I try to appease my lack of reading by convincing myself that programs are novels for computers. And that writing fiction is programming for the human mind.

By that measure, I guess, I am a prolific writer after all.

You’ve lived in the US and the UK for an extended period, before returning to South Africa. How did life abroad compare to life back in South Africa?

After finishing high school, I spent four months working as a telephone operator at a New England ski resort. This was pre-9/11 – the USA was still the place we knew from watching television as kids. The fabled land of opportunity, yellow school buses, red fire hydrants and Mickey Mouse. I’ve had the opportunity to travel to the USA again hereafter. It is telling how things have changed since then (and, I think, not for the better). I’d love to visit the USA again, this time with my wife – though I’d be hard-pressed to live there long-term. The strong consumerist culture of America is very different from the more conservative norms / austere circumstances most South Africans grew up with. What I do like about the USA, however, is how easy it is to get hold of “cool stuff” and that you never have to travel very far to find that rare record, piece of electronics, or… furry convention?

I lived in Kew Gardens (South East London) between June 2005 and July 2006. I was on a working holiday visa, though I did manage to cement the first of a good nine-year-long career at a large multinational. I really enjoyed my stay in London and really wished I could stay a bit longer. It is not without its share of social ills, but it is a well organised and charming old place.
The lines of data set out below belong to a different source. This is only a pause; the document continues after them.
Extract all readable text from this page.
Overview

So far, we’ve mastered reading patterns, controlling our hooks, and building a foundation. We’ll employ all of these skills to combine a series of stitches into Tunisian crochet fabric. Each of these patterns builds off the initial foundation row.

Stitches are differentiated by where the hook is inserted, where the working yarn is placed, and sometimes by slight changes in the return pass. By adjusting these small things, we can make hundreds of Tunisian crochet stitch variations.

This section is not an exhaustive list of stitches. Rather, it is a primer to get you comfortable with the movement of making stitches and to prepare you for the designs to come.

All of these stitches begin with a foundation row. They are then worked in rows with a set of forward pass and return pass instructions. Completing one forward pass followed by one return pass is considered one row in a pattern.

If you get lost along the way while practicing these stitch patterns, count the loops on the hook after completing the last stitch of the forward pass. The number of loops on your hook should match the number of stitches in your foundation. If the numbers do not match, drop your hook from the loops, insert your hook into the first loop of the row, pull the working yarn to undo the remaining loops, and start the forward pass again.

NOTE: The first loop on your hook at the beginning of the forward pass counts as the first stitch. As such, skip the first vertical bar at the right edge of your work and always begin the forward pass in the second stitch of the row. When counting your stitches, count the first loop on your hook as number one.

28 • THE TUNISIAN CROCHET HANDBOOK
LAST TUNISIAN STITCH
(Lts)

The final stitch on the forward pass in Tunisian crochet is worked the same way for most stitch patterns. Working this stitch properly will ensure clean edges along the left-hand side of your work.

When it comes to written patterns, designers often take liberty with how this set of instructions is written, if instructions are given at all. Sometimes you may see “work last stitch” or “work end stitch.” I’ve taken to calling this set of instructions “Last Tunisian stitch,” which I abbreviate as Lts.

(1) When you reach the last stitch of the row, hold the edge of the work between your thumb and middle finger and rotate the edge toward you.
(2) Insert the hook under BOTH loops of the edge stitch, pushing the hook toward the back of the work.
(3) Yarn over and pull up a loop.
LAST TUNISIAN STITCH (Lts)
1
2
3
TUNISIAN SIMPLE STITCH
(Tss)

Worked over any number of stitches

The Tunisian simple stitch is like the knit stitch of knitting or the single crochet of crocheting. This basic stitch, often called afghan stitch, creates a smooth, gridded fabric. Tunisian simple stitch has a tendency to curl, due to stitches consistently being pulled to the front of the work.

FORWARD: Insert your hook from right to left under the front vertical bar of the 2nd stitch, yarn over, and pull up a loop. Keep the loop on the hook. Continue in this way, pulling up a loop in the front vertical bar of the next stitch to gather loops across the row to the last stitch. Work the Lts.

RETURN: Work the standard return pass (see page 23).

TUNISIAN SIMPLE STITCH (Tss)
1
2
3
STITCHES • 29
What I miss most about London is the public transport. The ability to walk around town at just about any time of day, not being bored and being reasonably assured of your personal safety. London is great if you are young and single. Not the ideal place to raise a family, though. London kids are… strange. I also have fond memories of hanging out with the London Furs during this time.

As of today, I am back in Cape Town’s northern suburbs, where I was born and grew up. With my wife and kids, it is convenient to be close to my parents and in-laws. Cape Town is a beautiful and pleasant place. Not as vibrant as Johannesburg. Not as accessible as London and not as ambitious as Boston. It does offer a very decent standard of living and has good amenities.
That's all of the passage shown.